Activation and agility have a strange relationship. In the last installment, I talked about agility, but agility also has an impact on activation. When I talk about activation I mean those things that the language projection (any language projection) must do in order to interact with runtime classes. This might be calling some constructor like this:

using namespace Windows::UI::Xaml::Media;

FontFamily font(L"Consolas");

Or it might be calling some static method like this:

using namespace Windows::UI::Xaml;

Window window = Window::Current();

In either case, activation is at play. That’s because in both cases, the activation factory for the runtime class must be retrieved. In the first example, the “Windows.UI.Xaml.Media.FontFamily” activation factory is what actually creates the FontFamily object under the hood. In the second example, it is the “Windows.UI.Xaml.Window” activation factory that actually implements the “Current” property.

Optimizing activation is all about making the retrieval of the activation factory as efficient as possible. James and I talked about how this is done in this presentation at CppCon 2016. The gist of it is that if the activation factory is agile then it can simply be cached via a magic static. Of course, if the activation factory is not agile then it would not be safe to do so since that would allow the factory object to be accessed from a different apartment to the one in which it was created.

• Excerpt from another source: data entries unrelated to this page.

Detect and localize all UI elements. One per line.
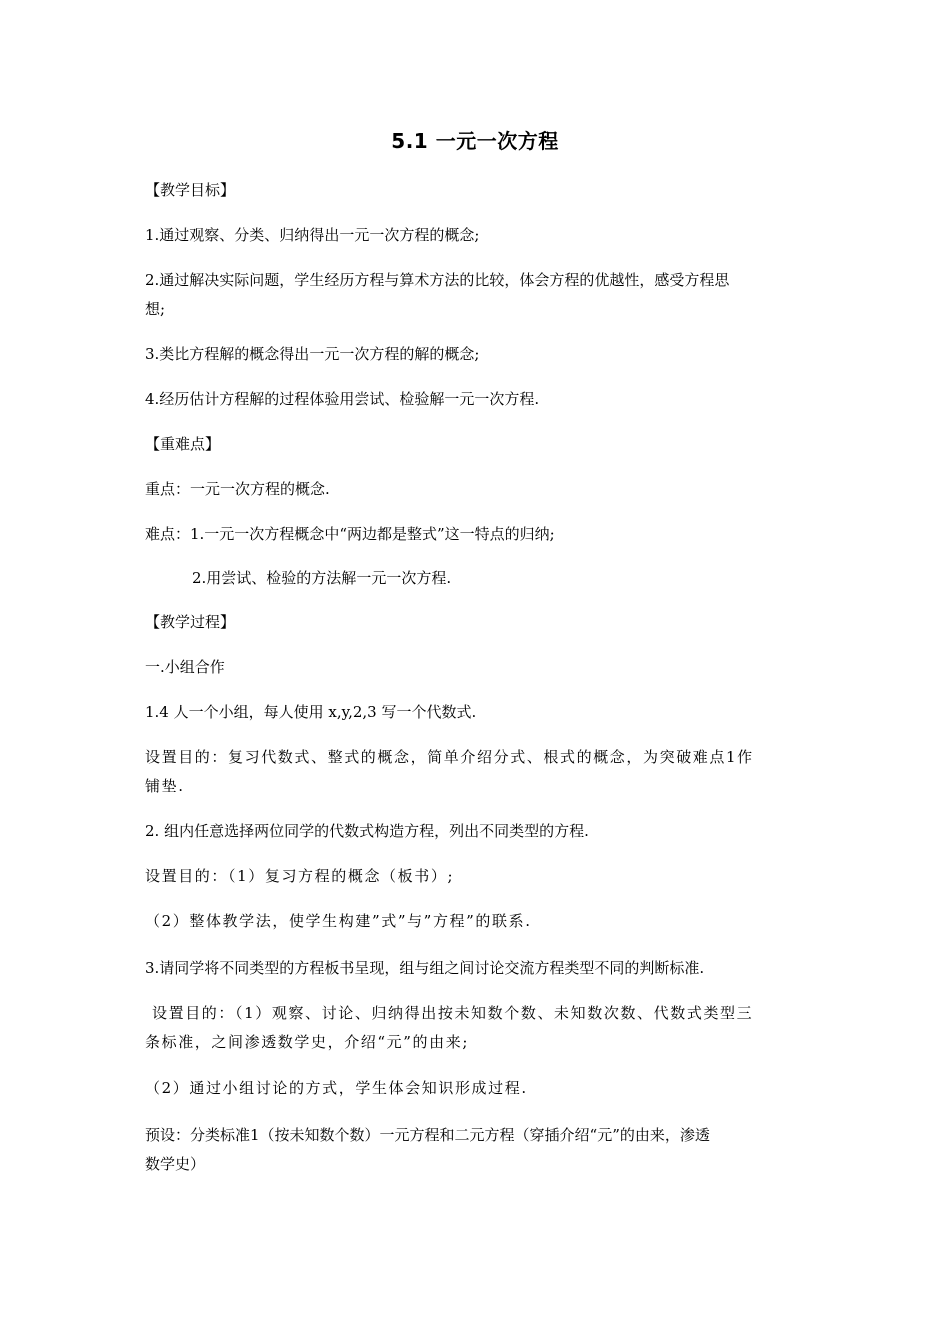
preset-standard-cont: 数学史） (145, 1155, 206, 1173)
process-step-heading: 一.小组合作 (145, 658, 225, 676)
objective-4: 4.经历估计方程解的过程体验用尝试、检验解一元一次方程. (145, 390, 540, 408)
process-item-1: 1.4 人一个小组，每人使用 x,y,2,3 写一个代数式. (145, 703, 477, 721)
document-title: 5.1 一元一次方程 (391, 129, 559, 153)
section-heading-process: 【教学过程】 (145, 613, 236, 631)
preset-standard: 预设：分类标准1（按未知数个数）一元方程和二元方程（穿插介绍“元”的由来，渗透 (145, 1126, 710, 1144)
objective-1: 1.通过观察、分类、归纳得出一元一次方程的概念; (145, 226, 480, 244)
purpose-3-cont: 条标准，之间渗透数学史，介绍“元”的由来; (145, 1033, 469, 1051)
section-heading-key-points: 【重难点】 (145, 435, 221, 453)
objective-2: 2.通过解决实际问题，学生经历方程与算术方法的比较，体会方程的优越性，感受方程思 (145, 271, 730, 289)
purpose-1-cont: 铺垫. (145, 777, 185, 795)
objective-3: 3.类比方程解的概念得出一元一次方程的解的概念; (145, 345, 480, 363)
purpose-3: 设置目的：（1）观察、讨论、归纳得出按未知数个数、未知数次数、代数式类型三 (152, 1004, 754, 1022)
process-item-2: 2. 组内任意选择两位同学的代数式构造方程，列出不同类型的方程. (145, 822, 589, 840)
purpose-2-sub: （2）整体教学法，使学生构建”式”与”方程”的联系. (145, 912, 532, 930)
difficult-point-2: 2.用尝试、检验的方法解一元一次方程. (192, 569, 452, 587)
purpose-1: 设置目的：复习代数式、整式的概念，简单介绍分式、根式的概念，为突破难点1作 (145, 748, 754, 766)
difficult-point-1: 难点：1.一元一次方程概念中“两边都是整式”这一特点的归纳; (145, 525, 555, 543)
section-heading-objectives: 【教学目标】 (145, 181, 236, 199)
key-point: 重点：一元一次方程的概念. (145, 480, 330, 498)
purpose-3-sub: （2）通过小组讨论的方式，学生体会知识形成过程. (145, 1079, 528, 1097)
purpose-2: 设置目的：（1）复习方程的概念（板书）; (145, 867, 455, 885)
objective-2-cont: 想; (145, 300, 166, 318)
process-item-3: 3.请同学将不同类型的方程板书呈现，组与组之间讨论交流方程类型不同的判断标准. (145, 959, 705, 977)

Activation factories should be agile, but sadly some are not. Caching agile activation factories is safe since the cached pointer may be used by any thread from any apartment. Non-agile activation factories may only be used by threads from the same apartment and the overhead of managing a per-apartment cache is prohibitive. Non-agile activation factories are also the source of a variety of bugs. We are moving to a world where all activation factories will be agile. This is the most reliable and efficient model, but we need this fallback in C++/WinRT to deal with existing non-agile factories.

One of the nice things about C++/WinRT is that it is a header-only library. That means you can step into those constructors and static methods above and see how they map to the underlying WinRT plumbing. In both cases, you’ll see that they eventually call this function:

template <typename Class, typename Interface = Windows::Foundation::IActivationFactory>
Interface get_activation_factory()
    static Interface factory = impl::get_agile_activation_factory<Class, Interface>();

    if (!factory)
        return impl::get_activation_factory<Class, Interface>();

    return factory;

How this function is implemented is an implementation detail but you can clearly see what’s going on. The internal get_agile_activation_factory function will only return a valid factory object if the factory implements the IAgileObject interface. This check is done on demand and once per process. Due to the proliferation of required interfaces and static members in the Windows Runtime, the ability to optimize activation factory access is vital in building high-performance apps and components. As we illustrated at CppCon, the approach taken by C++/WinRT performs substantially better than C++/CX. I have also successfully campaigned within Microsoft to have all activation factories eventually becoming agile. This will provide significant performance wins for both existing and new apps targeting the Windows platform. The good news is that there’s nothing you need to do to opt in to this performance. C++/WinRT will give you the best possible performance today and your apps will only get faster as more of the Windows Runtime switches to agile activation factories.